Yeah. I mean, I think it's too early for us to be able to tell for sure, but I think we're just using the industry standard, which is about 85% loss factor from the first to the second, and then a slower loss factor after that.
Okay.
But that's what we're using for our modeling.
On subQ, can you just talk a bit about the administration profile and dosing interval that you think you can move forward with, or at least that you're evaluating in your bioequivalent studies? You know, how should we think about it ultimately competing with subQ Ocrevus?
Yeah, I think too early to tell. I think step one is we just got to see what the bioequivalent dose is, and then we can figure out what the product profile is gonna look like. So it's unknown today. Again, if it's, you know, if the bioequivalence is extremely low, that will change how we think about it. If the bioequivalence is in the right range of normal, then we'll figure out exactly what that is, and we'll make the product fit the profile. And if it's even better, then it just makes it easier. So until we know that, it's hard to say what the profile is gonna be. But I would say that there's plenty of room between once a month subQ and once every six months with a product that I...
Well, I'll let everyone make their own decisions on the profile of that product.
... An email question here. Thanks for that. Really picking up on this CAR T asset for autoimmune that you've in-licensed.
Apparently I made a faux pas. I thought it was clear 50% of new patients are going on to CD20s, not 50% of patients are going on to BRIUMVI. Did anyone— Did I say it the other way? Is that what you guys thought I said? Does everyone think-
We know now.
Fifty percent?
We know now.
Are people sitting here thinking that I said 50% of people are going on BRIUMVI? Okay, we're clear. No.
Okay.
Just double-checking.
Sorry, just picking up on the autoimmune CAR T asset that you're announcing earlier today, having in-licensed. Can you just talk a little about sort of why, you know, this... what attracted you to this avenue, therapeutic avenue, this modality, this asset in particular, and then the timeline that you're anticipating to first in human clinical studies?
Yeah. So, I mean, I think our interest in CAR Ts for autoimmune is over two years old. We've been evaluating... I mean, I think if we wanted to just execute a CAR T deal for autoimmune, we could've been first. It would've been two years ago. But we decided to wait and see how things evolved a little bit with the autos and the allos. And I think the bottom line is, we decided that we believed—Again, the risk is the autos appear to work, although, you know, we've got five patients in lupus, so I can't say that that's enough to make me a full believer.
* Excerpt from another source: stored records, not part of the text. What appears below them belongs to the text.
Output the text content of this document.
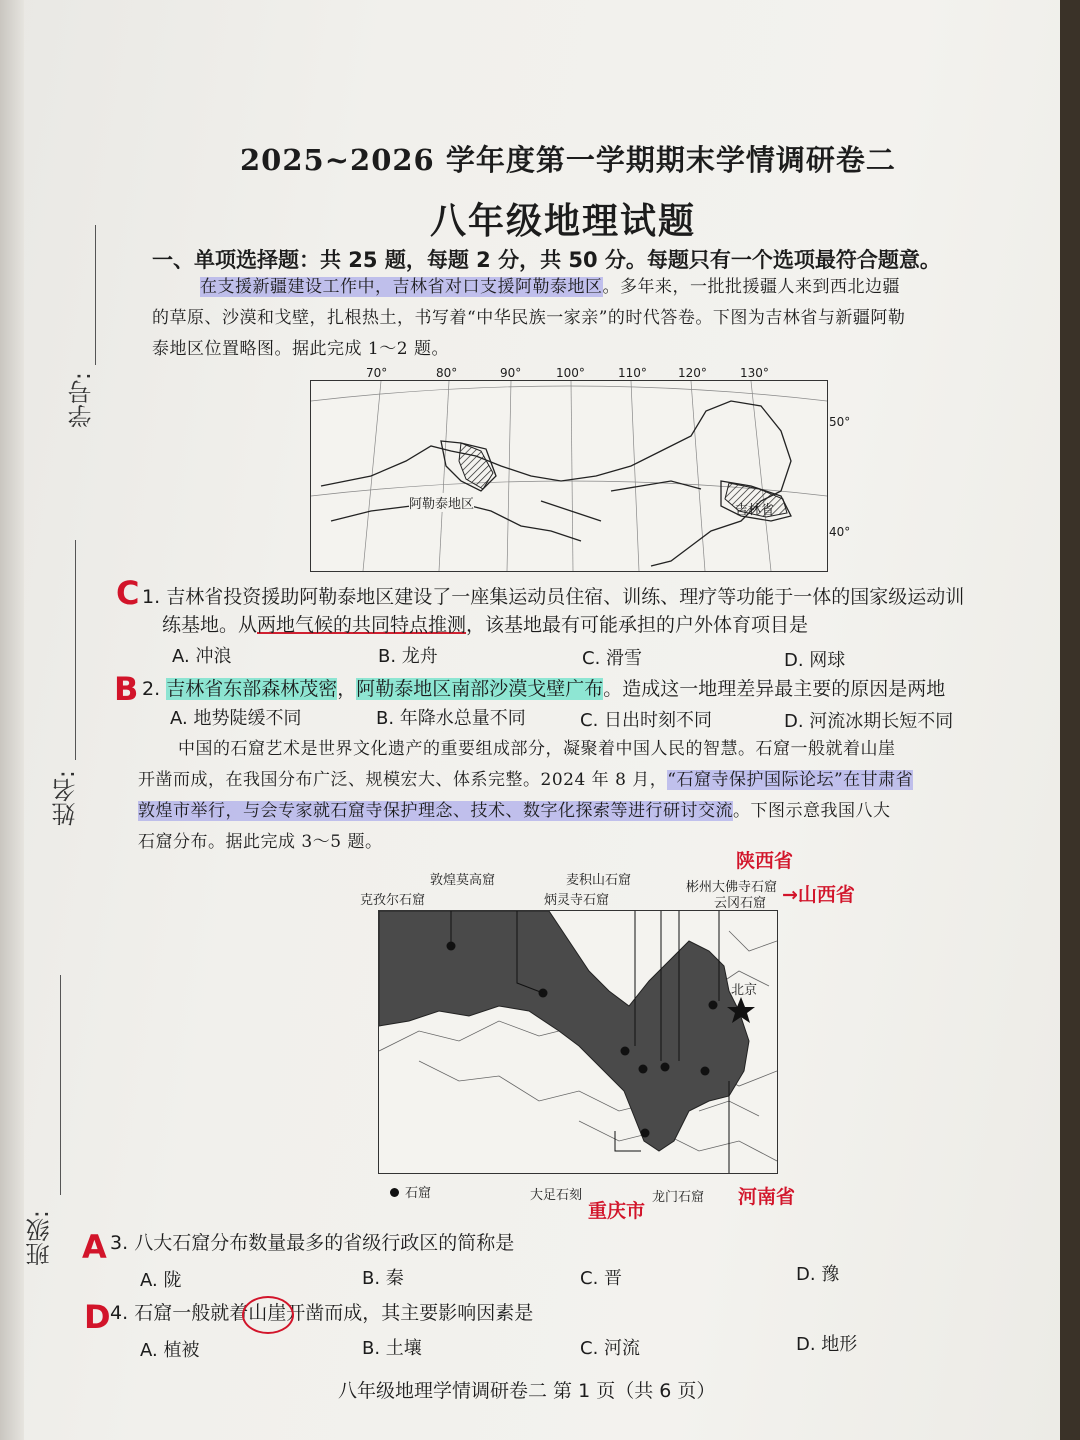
学号:
姓名:
班级:
2025~2026 学年度第一学期期末学情调研卷二
八年级地理试题
一、单项选择题：共 25 题，每题 2 分，共 50 分。每题只有一个选项最符合题意。

在支援新疆建设工作中，吉林省对口支援阿勒泰地区。多年来，一批批援疆人来到西北边疆

的草原、沙漠和戈壁，扎根热土，书写着“中华民族一家亲”的时代答卷。下图为吉林省与新疆阿勒

泰地区位置略图。据此完成 1～2 题。

阿勒泰地区	吉林省
50°
40°
70°	80°	90°	100°	110°	120°	130°
C 1. 吉林省投资援助阿勒泰地区建设了一座集运动员住宿、训练、理疗等功能于一体的国家级运动训
练基地。从两地气候的共同特点推测，该基地最有可能承担的户外体育项目是
A. 冲浪	B. 龙舟	C. 滑雪	D. 网球
B 2. 吉林省东部森林茂密，阿勒泰地区南部沙漠戈壁广布。造成这一地理差异最主要的原因是两地
A. 地势陡缓不同	B. 年降水总量不同	C. 日出时刻不同	D. 河流冰期长短不同

中国的石窟艺术是世界文化遗产的重要组成部分，凝聚着中国人民的智慧。石窟一般就着山崖

开凿而成，在我国分布广泛、规模宏大、体系完整。2024 年 8 月，“石窟寺保护国际论坛”在甘肃省

敦煌市举行，与会专家就石窟寺保护理念、技术、数字化探索等进行研讨交流。下图示意我国八大

石窟分布。据此完成 3～5 题。

北京
敦煌莫高窟
克孜尔石窟
麦积山石窟
炳灵寺石窟
彬州大佛寺石窟
云冈石窟
石窟	大足石刻	龙门石窟
陕西省
→山西省
重庆市
河南省
A 3. 八大石窟分布数量最多的省级行政区的简称是
A. 陇	B. 秦	C. 晋	D. 豫
D 4. 石窟一般就着山崖
开凿而成，其主要影响因素是
A. 植被	B. 土壤	C. 河流	D. 地形
八年级地理学情调研卷二 第 1 页（共 6 页）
But the concept has always been interesting to us because we lived through the cancer side, where you can see anti-CD20 antibodies work great, but CAR Ts are a different animal, right?
So the thought of bringing that across to autoimmune was always attractive to us. It's been something we've been evaluating for the last two years, and like I said, we could've had a first-mover advantage. We opted not to at the time. I think we're about to take forward what we think is a first-mover advantage on the allogeneic side, and we think, again, the concept of something that works rapidly, quickly, and then goes away, could be the ideal profile for CAR Ts in autoimmune. If we're right, we'll be the winners. If we're wrong, we made a bad investment.
Okay. Let me see if any last questions from the floor. All right. I think we'll wrap it there for time. All right. Thanks, Mike.
Thanks, Eric. Appreciate it. Thanks, everybody.